O feriado de Carnaval provocou forte movimentação de veículos e pessoas na região de fronteira. Entre sexta-feira e quarta-feira, pouco mais de 100 mil veículos — entre carros e caminhões — passaram pela praça de pedágio da BR-277, em São Miguel do Iguaçu.
No mesmo período, o Aeroporto Internacional de Foz do Iguaçu registrou a circulação de 45 mil passageiros. Já pela Rodoviária Internacional, 1.200 ônibus transportaram mais de três mil pessoas, ampliando o fluxo de visitantes na cidade durante o feriado prolongado.
A intensa movimentação impactou praticamente todos os setores ligados ao turismo.

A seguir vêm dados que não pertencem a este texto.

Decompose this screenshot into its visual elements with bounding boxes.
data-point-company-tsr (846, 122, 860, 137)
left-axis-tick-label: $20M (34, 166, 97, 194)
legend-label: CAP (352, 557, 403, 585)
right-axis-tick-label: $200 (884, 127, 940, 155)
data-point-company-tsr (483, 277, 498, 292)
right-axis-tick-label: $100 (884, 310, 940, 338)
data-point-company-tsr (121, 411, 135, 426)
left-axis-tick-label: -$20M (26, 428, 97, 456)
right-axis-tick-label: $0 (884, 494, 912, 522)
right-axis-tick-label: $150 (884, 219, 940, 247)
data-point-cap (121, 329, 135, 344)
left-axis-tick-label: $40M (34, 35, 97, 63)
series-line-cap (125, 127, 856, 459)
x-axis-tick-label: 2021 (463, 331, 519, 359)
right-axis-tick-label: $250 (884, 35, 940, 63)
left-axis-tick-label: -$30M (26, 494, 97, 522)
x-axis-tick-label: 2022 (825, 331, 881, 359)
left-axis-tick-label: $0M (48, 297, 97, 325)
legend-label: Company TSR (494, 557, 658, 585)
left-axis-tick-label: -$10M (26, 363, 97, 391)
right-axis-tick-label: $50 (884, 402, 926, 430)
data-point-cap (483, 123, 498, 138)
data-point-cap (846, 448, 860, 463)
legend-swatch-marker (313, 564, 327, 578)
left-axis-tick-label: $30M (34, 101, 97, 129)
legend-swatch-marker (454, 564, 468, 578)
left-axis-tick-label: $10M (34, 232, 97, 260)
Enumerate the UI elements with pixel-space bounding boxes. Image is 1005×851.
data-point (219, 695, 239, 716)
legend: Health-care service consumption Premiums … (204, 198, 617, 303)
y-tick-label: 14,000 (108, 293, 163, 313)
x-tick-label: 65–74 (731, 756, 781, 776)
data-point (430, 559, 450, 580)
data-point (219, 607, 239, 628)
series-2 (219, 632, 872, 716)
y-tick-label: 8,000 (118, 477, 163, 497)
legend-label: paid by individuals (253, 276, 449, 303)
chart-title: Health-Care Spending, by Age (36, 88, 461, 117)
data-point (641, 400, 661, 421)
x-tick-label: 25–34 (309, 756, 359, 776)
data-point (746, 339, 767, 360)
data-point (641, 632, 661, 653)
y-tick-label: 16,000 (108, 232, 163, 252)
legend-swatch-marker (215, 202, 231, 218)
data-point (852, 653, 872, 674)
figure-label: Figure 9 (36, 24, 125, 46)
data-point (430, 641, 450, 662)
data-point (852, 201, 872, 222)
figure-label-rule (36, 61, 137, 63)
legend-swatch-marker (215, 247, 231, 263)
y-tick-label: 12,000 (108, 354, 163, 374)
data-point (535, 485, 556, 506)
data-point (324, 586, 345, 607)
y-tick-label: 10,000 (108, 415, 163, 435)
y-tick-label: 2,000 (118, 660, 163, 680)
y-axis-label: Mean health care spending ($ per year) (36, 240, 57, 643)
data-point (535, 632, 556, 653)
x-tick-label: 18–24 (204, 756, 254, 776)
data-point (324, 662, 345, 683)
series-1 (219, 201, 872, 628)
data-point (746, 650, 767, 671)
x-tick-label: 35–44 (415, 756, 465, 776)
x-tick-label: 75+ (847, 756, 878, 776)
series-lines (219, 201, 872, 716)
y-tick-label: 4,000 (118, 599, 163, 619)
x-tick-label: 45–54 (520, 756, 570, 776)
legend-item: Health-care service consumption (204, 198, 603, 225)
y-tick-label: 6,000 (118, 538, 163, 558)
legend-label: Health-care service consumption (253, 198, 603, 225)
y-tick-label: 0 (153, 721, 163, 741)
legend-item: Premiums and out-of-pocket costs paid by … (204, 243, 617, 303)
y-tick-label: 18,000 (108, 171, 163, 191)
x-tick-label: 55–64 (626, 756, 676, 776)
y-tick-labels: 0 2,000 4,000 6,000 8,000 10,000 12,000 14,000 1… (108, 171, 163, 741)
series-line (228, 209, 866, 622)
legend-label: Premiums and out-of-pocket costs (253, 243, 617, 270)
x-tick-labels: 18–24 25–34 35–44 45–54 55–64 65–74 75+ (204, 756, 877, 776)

Filas e demora no atendimento foram registradas em diversos atrativos, enquanto a rede hoteleira alcançou cerca de 80% de ocupação. Nas ruas, o aumento no número de veículos — muitos com placas de outros estados e municípios — também resultou em acidentes de trânsito em áreas urbanas.
Bares, restaurantes e supermercados tiveram aumento expressivo no número de clientes ao longo do Carnaval, refletindo o aquecimento do comércio local.
Um dos principais pontos de congestionamento foi a Rodovia das Cataratas, acesso quase exclusivo ao aeroporto e a importantes atrativos turísticos, como o Parque Nacional do Iguaçu, AquaFoz, Parque das Aves e Museu de Cera. O tráfego intenso gerou filas frequentes, especialmente nos horários de maior movimento.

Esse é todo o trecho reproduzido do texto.